The stretch of success the Kings had when they first brought on Darryl Sutter was improbable and incredible. The team looked poised for bigger things back in 2011 with the pick up of Mike Richards, Willie Mitchell, and Justin Williams. The breakout performances that year were plentiful with Slava Voynov, Dwight King, and (yes) Jordan Nolan all making surprise impacts. Drew Doughty, Anze Kopitar, and Jonathan Quick were the NHL’s new hotshot stars. That team was fighting for it’s life for a playoff spot and couldn’t score goals.
One Jeff Carter added, along with a new (but older) voice behind the bench, and suddenly, presto, the Kings couldn’t lose. The team ran over everyone en route to a Cup, got to the Western Conference Finals the next year though more depleted, and won again in 2014. It was a remarkable three seasons.
Three seasons later and the Kings have a record of missing the playoffs, a 4-1 first round exit, and (likely) another year missing the playoffs. Following the 2014 Stanley Cup win the Kings looked poised by pretty much everyone to be set for a while at being Cup contenders each season ahead. Obviously, that didn’t happen.
I don’t know how many times the past few years I have written about the drop off Los Angeles had. Yet the weird part is, the past few years have been close to reenactments from the 2011 season. The team seems to have close to all the pieces needed to be contender. But they don’t win, largely because they can’t score.
You can’t expect to have a scorer like Carter or Marian Gaborik fall into your possession every few years, and to be fair there wasn’t much out on the market for the Kings this year. Plus, they already have Gaborik and Carter still on their roster. But this is still a team that can’t score and can’t win because of it.

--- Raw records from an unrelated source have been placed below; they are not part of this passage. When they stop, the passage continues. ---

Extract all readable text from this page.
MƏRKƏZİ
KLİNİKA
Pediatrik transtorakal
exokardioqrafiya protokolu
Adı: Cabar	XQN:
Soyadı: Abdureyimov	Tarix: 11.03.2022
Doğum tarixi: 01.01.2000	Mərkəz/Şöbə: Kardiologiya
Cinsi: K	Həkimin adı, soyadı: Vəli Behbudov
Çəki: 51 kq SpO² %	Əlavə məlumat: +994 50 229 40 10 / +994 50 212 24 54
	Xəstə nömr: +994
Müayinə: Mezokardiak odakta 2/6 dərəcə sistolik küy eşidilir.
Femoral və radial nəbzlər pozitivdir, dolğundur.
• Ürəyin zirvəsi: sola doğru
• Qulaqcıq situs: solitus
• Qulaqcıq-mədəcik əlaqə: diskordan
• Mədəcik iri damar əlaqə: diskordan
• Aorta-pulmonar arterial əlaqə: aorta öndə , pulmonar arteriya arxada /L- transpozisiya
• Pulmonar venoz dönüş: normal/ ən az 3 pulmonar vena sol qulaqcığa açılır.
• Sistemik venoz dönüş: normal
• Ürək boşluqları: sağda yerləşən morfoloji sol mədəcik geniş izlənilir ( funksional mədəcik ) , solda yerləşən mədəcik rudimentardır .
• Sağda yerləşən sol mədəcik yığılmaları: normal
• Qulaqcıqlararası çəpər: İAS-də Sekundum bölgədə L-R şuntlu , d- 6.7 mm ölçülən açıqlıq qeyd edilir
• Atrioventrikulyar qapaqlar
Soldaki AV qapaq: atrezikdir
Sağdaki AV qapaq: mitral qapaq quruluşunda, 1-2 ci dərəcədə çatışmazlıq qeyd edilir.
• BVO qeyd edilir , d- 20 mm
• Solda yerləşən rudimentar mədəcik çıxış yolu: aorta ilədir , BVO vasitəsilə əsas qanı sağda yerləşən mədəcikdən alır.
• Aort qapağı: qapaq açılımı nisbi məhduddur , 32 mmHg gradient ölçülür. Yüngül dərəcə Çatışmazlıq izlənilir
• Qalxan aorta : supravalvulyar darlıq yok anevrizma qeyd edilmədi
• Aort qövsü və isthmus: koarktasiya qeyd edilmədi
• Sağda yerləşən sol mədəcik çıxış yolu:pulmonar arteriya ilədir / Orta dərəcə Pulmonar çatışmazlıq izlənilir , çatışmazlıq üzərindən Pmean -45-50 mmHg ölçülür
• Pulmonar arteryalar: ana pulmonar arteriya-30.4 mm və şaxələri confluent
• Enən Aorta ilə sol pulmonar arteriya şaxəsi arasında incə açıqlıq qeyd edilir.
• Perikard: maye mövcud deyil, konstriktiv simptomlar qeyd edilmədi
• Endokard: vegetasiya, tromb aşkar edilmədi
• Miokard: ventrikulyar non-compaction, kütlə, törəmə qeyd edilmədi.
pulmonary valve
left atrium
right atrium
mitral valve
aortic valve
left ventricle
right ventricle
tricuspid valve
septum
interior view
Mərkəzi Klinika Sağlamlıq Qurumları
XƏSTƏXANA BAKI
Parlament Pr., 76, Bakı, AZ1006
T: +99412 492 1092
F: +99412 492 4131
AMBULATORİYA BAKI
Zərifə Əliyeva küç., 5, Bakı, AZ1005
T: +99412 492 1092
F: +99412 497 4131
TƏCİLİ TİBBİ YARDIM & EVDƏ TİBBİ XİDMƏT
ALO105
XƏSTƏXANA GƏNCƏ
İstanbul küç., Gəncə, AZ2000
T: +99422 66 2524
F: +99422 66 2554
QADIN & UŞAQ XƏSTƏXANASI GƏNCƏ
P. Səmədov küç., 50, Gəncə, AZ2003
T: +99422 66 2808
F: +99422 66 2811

Part of that will always be the system the Kings implement. They are a defense first, puck possession team. And while I hate cliches, “defense wins championships” is certainly true, but so is “goals win you games”. Problem now is that the second cliche is the Kings’ issue, and it’s no longer the first. Eventually, they’ll have to address their current system, personnel, and long term plan.
Prediction: Bill Paxton voice, “GAME OVER, MAN. GAME OVER.”